Synthesis of indole-tethered [1,3,4]thiadiazolo and [1,3,4]oxadiazolo[3,2-a]pyrimidin-5-one hybrids as anti-pancreatic cancer agents
- Bioorg Med Chem Lett. 2020 Nov 15;30(22):127544. doi: 10.1016/j.bmcl.2020.127544.
- 1. School of Chemistry and Physics, University of KwaZulu-Natal, P/Bag X54001, Westville, Durban, South Africa.
- 2. Department of Pharmacology, Penn State Cancer Institute, CH72, Penn State College of Medicine, 500 University Drive, Hershey, PA 17033, USA.
- 3. Department of Pharmacology, Penn State Cancer Institute, CH72, Penn State College of Medicine, 500 University Drive, Hershey, PA 17033, USA. Electronic address: [email protected].
- 4. School of Chemistry and Physics, University of KwaZulu-Natal, P/Bag X54001, Westville, Durban, South Africa. Electronic address: [email protected].

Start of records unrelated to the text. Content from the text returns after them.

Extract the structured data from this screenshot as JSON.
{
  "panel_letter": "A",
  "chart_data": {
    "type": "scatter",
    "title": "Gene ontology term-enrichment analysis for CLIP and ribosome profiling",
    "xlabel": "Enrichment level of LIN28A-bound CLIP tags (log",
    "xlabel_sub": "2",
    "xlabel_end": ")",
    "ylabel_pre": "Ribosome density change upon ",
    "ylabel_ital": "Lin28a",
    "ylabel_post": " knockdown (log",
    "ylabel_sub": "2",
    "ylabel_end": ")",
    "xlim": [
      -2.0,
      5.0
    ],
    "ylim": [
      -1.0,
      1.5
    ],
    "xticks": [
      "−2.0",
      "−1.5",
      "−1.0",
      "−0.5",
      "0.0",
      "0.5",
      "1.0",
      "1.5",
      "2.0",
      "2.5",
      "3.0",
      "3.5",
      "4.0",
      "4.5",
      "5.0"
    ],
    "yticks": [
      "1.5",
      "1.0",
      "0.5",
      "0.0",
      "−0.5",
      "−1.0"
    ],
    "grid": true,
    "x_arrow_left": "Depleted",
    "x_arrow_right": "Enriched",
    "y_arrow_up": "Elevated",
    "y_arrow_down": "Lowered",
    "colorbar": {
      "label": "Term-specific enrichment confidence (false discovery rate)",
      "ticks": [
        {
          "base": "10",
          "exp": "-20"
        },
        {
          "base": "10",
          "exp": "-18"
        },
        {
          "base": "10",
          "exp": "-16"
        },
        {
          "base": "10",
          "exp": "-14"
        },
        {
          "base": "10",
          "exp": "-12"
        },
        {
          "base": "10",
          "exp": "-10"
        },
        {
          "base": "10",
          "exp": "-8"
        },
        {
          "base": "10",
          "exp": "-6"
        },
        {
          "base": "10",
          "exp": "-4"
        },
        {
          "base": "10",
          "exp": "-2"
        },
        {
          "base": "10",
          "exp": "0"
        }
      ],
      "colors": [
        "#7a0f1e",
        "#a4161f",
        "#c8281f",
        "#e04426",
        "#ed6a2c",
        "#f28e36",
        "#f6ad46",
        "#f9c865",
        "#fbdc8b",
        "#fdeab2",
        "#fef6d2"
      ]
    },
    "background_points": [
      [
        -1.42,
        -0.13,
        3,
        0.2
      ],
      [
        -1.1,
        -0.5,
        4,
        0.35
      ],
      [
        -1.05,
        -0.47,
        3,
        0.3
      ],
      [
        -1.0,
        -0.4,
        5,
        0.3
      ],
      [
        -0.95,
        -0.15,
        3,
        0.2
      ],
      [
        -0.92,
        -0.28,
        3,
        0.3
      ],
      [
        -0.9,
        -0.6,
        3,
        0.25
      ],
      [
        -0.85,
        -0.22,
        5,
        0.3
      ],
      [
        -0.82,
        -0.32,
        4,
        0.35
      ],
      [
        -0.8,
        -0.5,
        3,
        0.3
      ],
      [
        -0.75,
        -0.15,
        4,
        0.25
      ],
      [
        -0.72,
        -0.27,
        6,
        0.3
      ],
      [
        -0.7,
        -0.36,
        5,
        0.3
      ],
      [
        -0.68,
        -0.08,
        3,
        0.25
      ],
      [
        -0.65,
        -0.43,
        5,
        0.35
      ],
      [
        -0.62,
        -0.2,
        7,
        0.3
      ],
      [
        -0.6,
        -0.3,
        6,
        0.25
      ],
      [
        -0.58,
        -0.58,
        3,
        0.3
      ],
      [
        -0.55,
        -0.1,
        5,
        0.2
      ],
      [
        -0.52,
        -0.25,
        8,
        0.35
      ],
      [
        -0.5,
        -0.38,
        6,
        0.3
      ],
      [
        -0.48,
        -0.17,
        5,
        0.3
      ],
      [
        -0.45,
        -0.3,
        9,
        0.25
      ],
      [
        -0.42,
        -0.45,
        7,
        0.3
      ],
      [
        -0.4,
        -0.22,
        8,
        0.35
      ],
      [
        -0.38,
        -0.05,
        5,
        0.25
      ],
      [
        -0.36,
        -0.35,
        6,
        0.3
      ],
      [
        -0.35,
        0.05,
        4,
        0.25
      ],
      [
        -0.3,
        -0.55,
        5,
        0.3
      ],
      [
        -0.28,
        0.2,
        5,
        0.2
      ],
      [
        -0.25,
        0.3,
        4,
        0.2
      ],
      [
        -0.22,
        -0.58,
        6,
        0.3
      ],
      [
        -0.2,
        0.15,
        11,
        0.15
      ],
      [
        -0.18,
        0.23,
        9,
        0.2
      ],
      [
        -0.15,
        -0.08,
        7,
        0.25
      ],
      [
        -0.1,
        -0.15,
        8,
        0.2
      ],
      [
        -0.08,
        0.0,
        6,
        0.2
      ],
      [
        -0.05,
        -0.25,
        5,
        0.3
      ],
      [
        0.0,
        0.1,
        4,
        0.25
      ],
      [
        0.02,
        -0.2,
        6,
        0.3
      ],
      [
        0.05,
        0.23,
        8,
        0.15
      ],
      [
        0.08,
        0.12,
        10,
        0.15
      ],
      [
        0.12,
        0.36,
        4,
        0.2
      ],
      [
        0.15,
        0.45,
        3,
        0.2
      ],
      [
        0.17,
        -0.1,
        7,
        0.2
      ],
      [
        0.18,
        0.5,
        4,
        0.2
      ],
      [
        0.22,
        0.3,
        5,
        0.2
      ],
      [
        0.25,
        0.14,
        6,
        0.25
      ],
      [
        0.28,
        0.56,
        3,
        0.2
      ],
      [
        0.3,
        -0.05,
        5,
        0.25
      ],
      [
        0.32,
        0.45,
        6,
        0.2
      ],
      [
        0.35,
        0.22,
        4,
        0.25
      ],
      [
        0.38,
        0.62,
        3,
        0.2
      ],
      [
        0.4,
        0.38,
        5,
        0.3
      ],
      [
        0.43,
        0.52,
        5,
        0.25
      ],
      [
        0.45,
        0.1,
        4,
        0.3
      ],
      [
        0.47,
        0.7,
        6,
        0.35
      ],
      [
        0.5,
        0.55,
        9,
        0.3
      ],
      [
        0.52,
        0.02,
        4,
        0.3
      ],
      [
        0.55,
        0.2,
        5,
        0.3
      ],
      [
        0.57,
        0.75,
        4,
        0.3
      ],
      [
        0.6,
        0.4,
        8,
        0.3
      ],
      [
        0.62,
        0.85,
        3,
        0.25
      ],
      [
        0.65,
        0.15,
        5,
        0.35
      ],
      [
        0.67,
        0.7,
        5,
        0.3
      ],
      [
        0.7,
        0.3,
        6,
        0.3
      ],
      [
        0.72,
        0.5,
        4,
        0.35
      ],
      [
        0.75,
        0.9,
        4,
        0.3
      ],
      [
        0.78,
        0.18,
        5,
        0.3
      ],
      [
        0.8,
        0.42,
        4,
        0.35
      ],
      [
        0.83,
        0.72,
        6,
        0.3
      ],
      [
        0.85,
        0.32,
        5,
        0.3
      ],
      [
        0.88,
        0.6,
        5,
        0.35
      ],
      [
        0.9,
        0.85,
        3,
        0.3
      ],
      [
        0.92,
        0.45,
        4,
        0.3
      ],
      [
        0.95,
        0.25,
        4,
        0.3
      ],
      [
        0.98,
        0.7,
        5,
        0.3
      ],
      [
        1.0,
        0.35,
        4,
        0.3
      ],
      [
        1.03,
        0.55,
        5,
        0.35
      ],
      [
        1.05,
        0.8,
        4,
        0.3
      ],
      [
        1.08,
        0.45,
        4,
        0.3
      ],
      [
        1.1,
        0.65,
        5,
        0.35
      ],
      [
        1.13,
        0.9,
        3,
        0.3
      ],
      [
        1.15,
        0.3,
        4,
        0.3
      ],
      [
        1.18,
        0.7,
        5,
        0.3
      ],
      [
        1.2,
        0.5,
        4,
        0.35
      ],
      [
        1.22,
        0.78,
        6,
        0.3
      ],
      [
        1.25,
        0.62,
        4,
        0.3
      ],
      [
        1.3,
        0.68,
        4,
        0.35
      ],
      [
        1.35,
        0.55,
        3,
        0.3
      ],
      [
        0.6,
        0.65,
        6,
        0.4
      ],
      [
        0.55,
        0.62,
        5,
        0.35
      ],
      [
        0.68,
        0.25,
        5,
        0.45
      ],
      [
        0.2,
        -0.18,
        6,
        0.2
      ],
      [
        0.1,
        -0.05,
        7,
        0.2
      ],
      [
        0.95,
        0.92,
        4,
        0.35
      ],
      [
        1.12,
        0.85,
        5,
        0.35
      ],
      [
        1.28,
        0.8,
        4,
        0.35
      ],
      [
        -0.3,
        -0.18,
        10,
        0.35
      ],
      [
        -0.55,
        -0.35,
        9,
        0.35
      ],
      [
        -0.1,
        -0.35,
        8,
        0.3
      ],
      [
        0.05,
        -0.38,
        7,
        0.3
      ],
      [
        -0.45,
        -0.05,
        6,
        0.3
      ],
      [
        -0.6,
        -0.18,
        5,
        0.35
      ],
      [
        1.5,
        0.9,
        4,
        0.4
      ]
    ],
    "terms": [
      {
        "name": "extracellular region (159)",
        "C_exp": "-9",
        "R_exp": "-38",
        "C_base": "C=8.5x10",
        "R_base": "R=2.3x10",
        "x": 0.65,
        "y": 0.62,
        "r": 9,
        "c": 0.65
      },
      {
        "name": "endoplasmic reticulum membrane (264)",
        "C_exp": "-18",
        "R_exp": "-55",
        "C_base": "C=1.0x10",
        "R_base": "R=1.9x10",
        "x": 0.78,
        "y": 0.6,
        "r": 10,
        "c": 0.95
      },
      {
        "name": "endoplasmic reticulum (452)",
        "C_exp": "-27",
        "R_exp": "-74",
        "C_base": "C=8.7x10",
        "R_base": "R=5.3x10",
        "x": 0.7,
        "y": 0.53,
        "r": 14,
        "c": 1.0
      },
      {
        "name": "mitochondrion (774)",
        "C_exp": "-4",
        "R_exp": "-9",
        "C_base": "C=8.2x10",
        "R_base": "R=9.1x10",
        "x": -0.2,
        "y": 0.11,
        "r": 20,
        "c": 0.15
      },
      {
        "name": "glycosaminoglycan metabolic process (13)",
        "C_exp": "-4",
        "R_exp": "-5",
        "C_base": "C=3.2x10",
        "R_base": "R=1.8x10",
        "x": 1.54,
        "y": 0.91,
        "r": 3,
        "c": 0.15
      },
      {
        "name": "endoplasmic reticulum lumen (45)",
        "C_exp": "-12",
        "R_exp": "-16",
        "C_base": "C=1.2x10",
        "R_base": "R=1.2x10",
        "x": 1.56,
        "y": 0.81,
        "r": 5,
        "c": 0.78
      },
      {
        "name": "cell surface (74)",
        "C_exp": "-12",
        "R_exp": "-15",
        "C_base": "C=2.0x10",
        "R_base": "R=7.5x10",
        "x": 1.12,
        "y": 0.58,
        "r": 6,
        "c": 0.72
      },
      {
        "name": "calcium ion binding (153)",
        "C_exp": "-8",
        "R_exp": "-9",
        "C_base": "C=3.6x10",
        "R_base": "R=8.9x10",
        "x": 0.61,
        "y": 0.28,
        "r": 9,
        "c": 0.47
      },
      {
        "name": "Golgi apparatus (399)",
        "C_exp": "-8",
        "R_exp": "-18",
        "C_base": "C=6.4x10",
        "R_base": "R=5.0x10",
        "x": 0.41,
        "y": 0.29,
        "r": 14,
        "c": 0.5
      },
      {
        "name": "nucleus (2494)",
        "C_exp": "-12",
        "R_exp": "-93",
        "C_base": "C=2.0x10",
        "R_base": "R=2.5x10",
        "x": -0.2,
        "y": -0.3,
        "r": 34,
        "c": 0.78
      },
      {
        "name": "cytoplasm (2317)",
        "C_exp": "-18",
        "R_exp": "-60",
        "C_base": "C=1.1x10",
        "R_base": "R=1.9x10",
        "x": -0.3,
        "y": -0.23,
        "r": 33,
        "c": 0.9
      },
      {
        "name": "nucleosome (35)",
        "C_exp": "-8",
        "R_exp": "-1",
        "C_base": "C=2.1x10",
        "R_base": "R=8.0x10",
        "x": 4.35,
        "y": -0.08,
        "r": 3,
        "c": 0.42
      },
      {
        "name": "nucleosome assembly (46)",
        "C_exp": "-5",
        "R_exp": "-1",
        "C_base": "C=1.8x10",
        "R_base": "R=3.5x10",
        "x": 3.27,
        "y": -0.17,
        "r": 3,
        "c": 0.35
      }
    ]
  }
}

New indole-tethered [1,3,4]thiadiazolo[3,2-a]pyrimidin-5-one (8a-j) and [1,3,4]oxadiazolo[3,2-a]pyrimidin-5-one hybrids (9a-e) were synthesized using [4+2] cycloaddition reactions of functionalized 1,3-diazabuta-1,3-dienes with indole-ketenes. All molecular hybrids were structurally characterized by spectroscopic techniques (IR, NMR, and HRMS) and screened for their anti-pancreatic Cancer activity in vitro. The [1,3,4]oxadiazolo[3,2-a]pyrimidin-5-one hybrids (9a-e) showed stronger anti-pancreatic Cancer activity than the [1,3,4]thiadiazolo[3,2-a]pyrimidin-5-one hybrids (8a-j) against the PANC-1 cell line. Compound 9d bearing an ortho-chlorophenyl moiety emerged as the most potent anti-pancreatic Cancer agent with an IC50 value of 7.7 ± 0.4 µM, much superior to the standard drug Gemcitabine (IC50 > 500 µM). The discovery of these [1,3,4]thiadiazolo and [1,3,4]oxadiazolo[3,2-a]pyrimidin-5-one hybrids elicits their potentials as pursuable candidates for pancreatic Cancer chemotherapy.